Падая, он увидел стену цитадели, охваченную пламенем, лицо матери, мелькающее, кружащееся вверху и пропадающее из виду, и крик ее продолжал звучать у него в ушах. Его пеленки развернулись и летят вслед за ним пылающими лентами. Кожа его почернела, тело его пронзают тысячи крохотных игл, как будто самый воздух, очистившись и утончившись, превратился в пламя. Воздух увлекал его вниз, вдоль темного туннеля, и он услышал, как приговор матери обвился спиралью вокруг его тела, и вектор движения был задан этими последними словами: «Твой отец…» — этими последними словами: «Найди его. Скажи ему». Предательство было столь ужасно, оно так широко простерло свои объятия той ноябрьской ночью… Кто мог спастись, чтобы рассказать об этом? «Скажи ему». И воздух стал таким густым от вылетевших на свободу душ и таким черным, как его обугленная кожа или морская вода, что неслась ему навстречу… Как он мог разыскать его? «Найди его». Скалы, на которых блеснуло тусклое отражение ослепительного метеора, скрывались в волнах прибоя и появлялись вновь, чтобы опять уйти под воду.
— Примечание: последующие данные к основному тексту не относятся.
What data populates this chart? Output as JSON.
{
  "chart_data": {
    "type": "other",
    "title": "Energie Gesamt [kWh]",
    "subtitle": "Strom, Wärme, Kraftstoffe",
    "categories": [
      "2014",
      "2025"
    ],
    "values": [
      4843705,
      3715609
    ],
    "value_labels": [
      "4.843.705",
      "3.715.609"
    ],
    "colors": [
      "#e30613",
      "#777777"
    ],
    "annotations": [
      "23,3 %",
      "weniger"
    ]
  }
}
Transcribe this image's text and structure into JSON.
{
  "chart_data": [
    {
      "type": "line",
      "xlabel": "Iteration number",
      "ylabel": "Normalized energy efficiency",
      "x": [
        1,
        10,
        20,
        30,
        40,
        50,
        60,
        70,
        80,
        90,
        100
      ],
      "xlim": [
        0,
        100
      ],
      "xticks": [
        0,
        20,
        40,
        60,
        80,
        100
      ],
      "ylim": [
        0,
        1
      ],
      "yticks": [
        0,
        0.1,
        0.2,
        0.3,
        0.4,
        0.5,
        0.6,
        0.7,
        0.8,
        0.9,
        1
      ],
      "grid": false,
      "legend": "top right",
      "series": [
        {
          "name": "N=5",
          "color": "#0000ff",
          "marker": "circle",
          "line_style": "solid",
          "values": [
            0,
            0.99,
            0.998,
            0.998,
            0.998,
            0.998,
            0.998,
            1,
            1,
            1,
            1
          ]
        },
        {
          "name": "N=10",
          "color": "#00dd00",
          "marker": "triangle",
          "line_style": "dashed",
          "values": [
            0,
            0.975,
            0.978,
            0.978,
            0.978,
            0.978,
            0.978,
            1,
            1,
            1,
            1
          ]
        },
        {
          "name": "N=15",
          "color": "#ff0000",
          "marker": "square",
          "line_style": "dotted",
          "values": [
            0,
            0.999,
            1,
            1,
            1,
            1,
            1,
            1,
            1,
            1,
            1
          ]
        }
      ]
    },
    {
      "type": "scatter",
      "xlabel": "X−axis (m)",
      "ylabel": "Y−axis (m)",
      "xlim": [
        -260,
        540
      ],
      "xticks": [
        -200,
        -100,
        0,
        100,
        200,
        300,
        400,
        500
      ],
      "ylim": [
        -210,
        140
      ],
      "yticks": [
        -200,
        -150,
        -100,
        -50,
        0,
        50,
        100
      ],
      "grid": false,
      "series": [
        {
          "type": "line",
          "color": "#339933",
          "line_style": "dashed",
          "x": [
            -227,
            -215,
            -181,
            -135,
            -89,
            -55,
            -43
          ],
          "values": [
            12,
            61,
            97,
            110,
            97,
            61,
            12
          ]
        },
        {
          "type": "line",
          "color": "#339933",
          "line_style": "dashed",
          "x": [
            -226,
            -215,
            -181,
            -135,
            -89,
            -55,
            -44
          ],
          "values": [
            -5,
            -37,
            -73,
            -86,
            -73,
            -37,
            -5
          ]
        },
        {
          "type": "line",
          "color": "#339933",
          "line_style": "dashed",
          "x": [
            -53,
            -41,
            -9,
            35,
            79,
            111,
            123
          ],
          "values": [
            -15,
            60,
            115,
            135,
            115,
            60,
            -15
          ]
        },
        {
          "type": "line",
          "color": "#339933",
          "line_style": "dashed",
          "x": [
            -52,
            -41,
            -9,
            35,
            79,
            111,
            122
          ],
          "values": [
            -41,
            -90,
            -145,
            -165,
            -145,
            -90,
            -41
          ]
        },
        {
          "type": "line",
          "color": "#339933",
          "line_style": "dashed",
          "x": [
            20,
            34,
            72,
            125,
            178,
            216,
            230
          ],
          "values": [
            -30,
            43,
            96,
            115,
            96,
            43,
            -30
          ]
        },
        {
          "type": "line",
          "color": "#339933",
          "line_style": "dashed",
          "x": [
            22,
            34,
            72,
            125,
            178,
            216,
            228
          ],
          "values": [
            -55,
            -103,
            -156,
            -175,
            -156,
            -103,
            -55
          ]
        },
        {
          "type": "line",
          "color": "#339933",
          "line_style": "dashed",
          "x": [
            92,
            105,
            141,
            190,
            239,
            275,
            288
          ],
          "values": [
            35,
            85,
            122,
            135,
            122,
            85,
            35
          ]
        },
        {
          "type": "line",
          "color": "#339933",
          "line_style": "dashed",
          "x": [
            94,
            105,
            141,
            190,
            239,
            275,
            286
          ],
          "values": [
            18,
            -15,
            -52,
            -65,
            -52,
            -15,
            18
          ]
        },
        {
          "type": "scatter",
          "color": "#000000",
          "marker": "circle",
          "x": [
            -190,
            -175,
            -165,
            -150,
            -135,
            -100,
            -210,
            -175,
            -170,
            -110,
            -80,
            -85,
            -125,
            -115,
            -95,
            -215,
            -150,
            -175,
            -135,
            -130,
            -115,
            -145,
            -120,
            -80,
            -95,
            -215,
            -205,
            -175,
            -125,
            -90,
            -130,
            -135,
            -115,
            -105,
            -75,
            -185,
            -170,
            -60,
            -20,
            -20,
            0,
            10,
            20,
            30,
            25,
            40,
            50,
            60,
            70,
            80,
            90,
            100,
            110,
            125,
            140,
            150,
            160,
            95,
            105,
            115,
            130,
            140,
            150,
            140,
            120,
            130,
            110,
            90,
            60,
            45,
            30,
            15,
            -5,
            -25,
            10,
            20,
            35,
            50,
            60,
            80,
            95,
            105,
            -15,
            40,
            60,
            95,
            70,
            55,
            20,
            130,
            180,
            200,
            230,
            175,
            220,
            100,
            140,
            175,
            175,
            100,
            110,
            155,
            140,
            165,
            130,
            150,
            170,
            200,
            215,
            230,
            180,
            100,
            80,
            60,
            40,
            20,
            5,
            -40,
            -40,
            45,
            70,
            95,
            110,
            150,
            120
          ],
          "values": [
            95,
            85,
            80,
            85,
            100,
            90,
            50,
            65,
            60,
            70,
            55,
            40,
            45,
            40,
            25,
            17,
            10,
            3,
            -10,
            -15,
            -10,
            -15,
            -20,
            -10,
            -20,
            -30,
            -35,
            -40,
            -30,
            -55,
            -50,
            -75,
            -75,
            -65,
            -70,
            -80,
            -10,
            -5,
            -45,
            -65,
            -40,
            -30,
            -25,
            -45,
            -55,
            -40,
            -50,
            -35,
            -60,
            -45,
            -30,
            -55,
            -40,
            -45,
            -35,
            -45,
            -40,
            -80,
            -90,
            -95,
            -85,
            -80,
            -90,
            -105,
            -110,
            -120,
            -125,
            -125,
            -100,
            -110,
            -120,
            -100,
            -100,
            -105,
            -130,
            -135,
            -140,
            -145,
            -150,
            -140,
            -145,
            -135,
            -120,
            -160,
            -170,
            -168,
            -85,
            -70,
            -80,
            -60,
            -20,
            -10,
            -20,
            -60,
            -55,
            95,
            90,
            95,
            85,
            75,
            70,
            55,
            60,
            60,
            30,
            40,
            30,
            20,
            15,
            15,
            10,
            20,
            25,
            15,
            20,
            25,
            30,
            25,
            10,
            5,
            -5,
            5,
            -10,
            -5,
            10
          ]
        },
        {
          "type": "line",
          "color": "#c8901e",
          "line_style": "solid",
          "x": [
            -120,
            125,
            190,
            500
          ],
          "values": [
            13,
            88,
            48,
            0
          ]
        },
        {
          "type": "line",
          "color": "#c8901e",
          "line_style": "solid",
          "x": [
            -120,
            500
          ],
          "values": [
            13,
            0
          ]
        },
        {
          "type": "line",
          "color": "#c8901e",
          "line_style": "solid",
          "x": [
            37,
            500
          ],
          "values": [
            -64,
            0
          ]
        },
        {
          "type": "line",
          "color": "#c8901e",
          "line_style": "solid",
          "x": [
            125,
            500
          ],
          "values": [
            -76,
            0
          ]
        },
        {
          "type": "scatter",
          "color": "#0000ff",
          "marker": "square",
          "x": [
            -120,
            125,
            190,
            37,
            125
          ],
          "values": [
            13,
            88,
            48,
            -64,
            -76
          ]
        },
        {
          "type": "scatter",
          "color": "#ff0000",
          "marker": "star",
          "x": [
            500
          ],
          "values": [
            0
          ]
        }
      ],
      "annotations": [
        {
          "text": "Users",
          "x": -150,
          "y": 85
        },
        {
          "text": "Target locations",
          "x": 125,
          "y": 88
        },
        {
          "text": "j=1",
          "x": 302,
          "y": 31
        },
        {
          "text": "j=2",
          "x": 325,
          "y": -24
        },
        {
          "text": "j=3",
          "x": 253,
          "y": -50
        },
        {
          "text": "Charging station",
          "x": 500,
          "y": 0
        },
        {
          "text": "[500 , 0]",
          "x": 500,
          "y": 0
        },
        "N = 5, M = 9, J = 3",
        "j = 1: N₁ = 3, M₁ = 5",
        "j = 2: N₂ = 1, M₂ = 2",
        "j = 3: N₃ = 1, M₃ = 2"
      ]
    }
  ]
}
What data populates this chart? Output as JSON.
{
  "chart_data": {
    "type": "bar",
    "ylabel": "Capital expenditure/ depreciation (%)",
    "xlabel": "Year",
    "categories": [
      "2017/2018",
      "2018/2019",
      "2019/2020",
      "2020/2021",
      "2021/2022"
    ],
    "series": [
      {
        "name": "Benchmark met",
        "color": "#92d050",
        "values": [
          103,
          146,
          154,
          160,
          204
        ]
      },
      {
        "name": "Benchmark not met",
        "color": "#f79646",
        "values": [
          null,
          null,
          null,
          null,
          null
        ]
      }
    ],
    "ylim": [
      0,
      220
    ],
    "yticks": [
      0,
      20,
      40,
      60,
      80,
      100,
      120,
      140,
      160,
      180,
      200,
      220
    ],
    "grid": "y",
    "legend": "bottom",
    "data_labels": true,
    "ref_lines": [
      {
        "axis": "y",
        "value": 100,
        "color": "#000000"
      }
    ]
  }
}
До сих пор были слышны последние вопли и удары о землю падавших тел. Его собственный слабый плач был лишь крохотным протестом, вынесенным вздымающейся волной несметного сонма протестантских душ на вершину пенного гребня, волной, что вздыбилась в момент его падения, надломилась и не нашла иного выхода для переполняющих ее сил, кроме одной-единственной души, зависшей между жизнью и смертью, между воздухом и грубой землей; волной, излившейся в один-единственный доступный ей сосуд — душу и тело пятимесячного младенца, чей гибельный полет в это мгновение отклонился от вертикали, вытянувшись в дугу гигантского эллипса, и над темными водами гавани пронесся он, Септимус, седьмой из семи, единственная преодолевшая смерть частичка обреченной цитадели, отягощенная грузом тысяч загубленных душ и последними словами своей матери; он промелькнул над волнами моря, и истинная цель его полета пока еще была неясна, пока еще дремала до поры до времени, а восемь пар глаз смотрели на этот полет на фоне серого рассветного неба. Восемь человек, которые отныне будут дожидаться возвращения этого существа, пока что безымянного для них, восемь человек и девятый, которого здесь не было, но которому суждено узнать его ближе других. Оставляя горящую цитадель, младенец уносил с собой имя—Дух Рошели, Летающий Человек.